El consejo de Endesa, encabezado por Manuel Pizarro, pone los medios necesarios para que la iniciativa de Enel y Acciona siga adelante. Para ello repite la estrategia que en su día intentó llevar a cabo con la alemana E.on. Ha convocado una junta extraordinaria el próximo 25 de septiembre, con el fin de levantar los blindajes que traban la toma del control de la eléctrica. Su supresión es una de las condiciones impuestas por el grupo italiano y la constructora en el lanzamiento de su OPA porque, de otro modo, la compañía resultaría ingobernable.
Para animar a los accionistas a acudir a esa cita, se les abonará una prima de asistencia de 0,15 euros por acción, la misma cantidad que ya recibieron cuando se requirió su apoyo ante la frustrada oferta de la empresa germana. Si todos los accionistas acuden a la junta o hacen llegar su voto, otra vez saldrán de las arcas de la empresa unos 160 millones de euros para atender este compromiso.
Limitación de voto
Los principales blindajes consisten en una limitación de voto en el 10%, cualesquiera sea la proporción de capital de que se disponga, y el veto para que participen en el consejo representantes de empresas competidoras o personas ligadas a ellas.

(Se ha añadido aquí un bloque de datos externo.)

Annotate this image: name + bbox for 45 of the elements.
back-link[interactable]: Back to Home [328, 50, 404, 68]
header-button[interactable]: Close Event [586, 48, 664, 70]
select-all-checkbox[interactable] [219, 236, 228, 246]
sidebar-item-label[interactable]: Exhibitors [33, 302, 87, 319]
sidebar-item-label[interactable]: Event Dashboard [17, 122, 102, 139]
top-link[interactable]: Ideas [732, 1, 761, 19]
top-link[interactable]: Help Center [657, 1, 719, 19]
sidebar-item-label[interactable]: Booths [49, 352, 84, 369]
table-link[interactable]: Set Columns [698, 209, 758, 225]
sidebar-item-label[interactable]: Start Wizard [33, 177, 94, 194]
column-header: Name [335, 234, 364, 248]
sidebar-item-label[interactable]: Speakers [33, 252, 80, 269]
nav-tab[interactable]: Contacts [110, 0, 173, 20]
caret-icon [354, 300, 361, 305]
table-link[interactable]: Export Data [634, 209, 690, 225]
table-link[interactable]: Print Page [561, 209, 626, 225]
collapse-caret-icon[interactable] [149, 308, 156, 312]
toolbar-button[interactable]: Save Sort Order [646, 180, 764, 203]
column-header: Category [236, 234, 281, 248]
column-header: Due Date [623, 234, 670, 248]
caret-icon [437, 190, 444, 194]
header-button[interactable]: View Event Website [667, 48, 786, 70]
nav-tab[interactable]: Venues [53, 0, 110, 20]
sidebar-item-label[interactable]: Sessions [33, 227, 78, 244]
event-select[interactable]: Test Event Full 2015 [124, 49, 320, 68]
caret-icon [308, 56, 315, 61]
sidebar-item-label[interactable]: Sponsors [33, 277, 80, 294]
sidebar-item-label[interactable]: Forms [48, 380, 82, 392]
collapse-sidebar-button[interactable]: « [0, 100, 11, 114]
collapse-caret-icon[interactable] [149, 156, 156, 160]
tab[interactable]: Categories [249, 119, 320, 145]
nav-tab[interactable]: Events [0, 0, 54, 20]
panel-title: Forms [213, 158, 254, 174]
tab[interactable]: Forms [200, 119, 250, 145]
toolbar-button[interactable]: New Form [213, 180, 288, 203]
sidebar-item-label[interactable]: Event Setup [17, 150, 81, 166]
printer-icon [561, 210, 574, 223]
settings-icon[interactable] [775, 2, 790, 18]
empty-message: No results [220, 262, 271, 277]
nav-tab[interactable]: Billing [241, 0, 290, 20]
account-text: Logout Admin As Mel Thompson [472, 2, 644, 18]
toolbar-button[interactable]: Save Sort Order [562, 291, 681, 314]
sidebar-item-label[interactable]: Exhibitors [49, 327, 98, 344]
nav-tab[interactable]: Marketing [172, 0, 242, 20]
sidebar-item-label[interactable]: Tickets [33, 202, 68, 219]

Levantar los blindajes no es una cuestión simple. Se necesita la aprobación en junta por más del 50% del capital total de la compañía con capacidad de voto y no basta con obtener ese porcentaje sobre el conjunto del capital presente y representado. A Enel y Acciona, dueñas del 24,9% y del 21,03% respectivamente, se les aplican de lleno estas restricciones por entender que actúan concertadamente y sólo podrán votar conjuntamente por el 10%, si bien esa limitación también rebaja la base de capital con capacidad de voto.
Pese a la recomendación formulada a los accionistas para que acudan a la junta y voten a favor del levantamiento de los blindajes, Caja Madrid comunica que tampoco ha tomado posición al respecto.